Disorders of development: altered microRNA / messenger RNA balance

By: James V. Kohl | Published on: November 23, 2012

My recent poster presentation helps to explain the microRNA / messenger RNA balance in the context of adaptively evolved cell and organism homeostasis. For example, dietary or social stress can result in altered homeostasis, which results in physical and mental disorders. The biological complexity of the model is overwhelming but this 2-minute video representation on the importance of microRNA to physical disorders may prompt neuroscientists to examine my model and my published works in an attempt to learn more about how the altered microRNA / messenger RNA balance results in disorders of brain development and behavior.

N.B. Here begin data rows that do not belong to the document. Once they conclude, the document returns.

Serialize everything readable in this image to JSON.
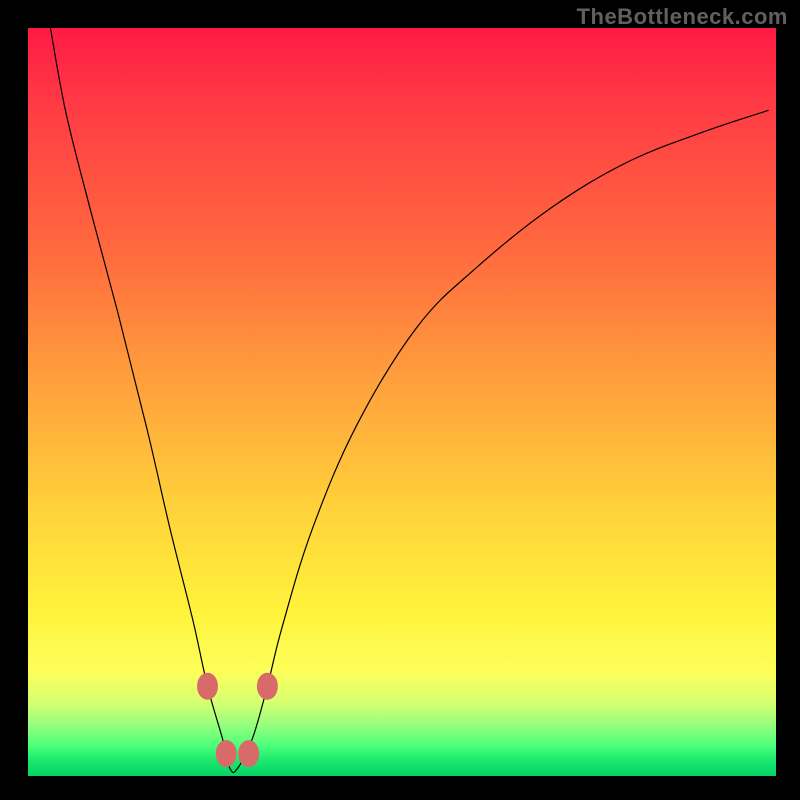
{
  "watermark": "TheBottleneck.com",
  "chart_data": {
    "type": "line",
    "title": "",
    "xlabel": "",
    "ylabel": "",
    "xlim": [
      0,
      100
    ],
    "ylim": [
      0,
      100
    ],
    "series": [
      {
        "name": "bottleneck-curve",
        "x": [
          3,
          5,
          8,
          12,
          16,
          19,
          22,
          24,
          26,
          27,
          28,
          30,
          32,
          34,
          38,
          44,
          52,
          60,
          70,
          80,
          90,
          99
        ],
        "values": [
          100,
          89,
          77,
          62,
          46,
          33,
          21,
          12,
          5,
          1,
          1,
          5,
          12,
          20,
          33,
          47,
          60,
          68,
          76,
          82,
          86,
          89
        ]
      }
    ],
    "markers": [
      {
        "name": "left-shoulder-upper",
        "x": 24.0,
        "y": 12
      },
      {
        "name": "left-shoulder-lower",
        "x": 26.5,
        "y": 3
      },
      {
        "name": "right-shoulder-lower",
        "x": 29.5,
        "y": 3
      },
      {
        "name": "right-shoulder-upper",
        "x": 32.0,
        "y": 12
      }
    ],
    "marker_color": "#d86a6a",
    "curve_color": "#000000"
  }
}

From my poster: Main conclusion:

This model of systems biology (“biological embedding”) represents:

  • Nutrient chemical-dependent and social stress-induced intracellular changes in microRNA and messenger RNA homeostasis


  • Intermolecular changes in DNA


  • Experience-dependent stochastic variations in de novo gene expression for odor receptors


  • The required gene-cell-tissue-organ-organ system pathway that links sensory input directly to gene activation in GnRH neurosecretory cells of the mammalian brain


  • The required reciprocity that links gene expression to behavior that alters gene expression (i.e. from genes to behavior and back)

Next steps:
A model of how mutations might somehow cause adaptive evolution can now be compared to this model of nutrient chemical-dependent non-random adaptive evolution that is controlled by the epigenetic effects of pheromones on reproduction in species from microbes to man.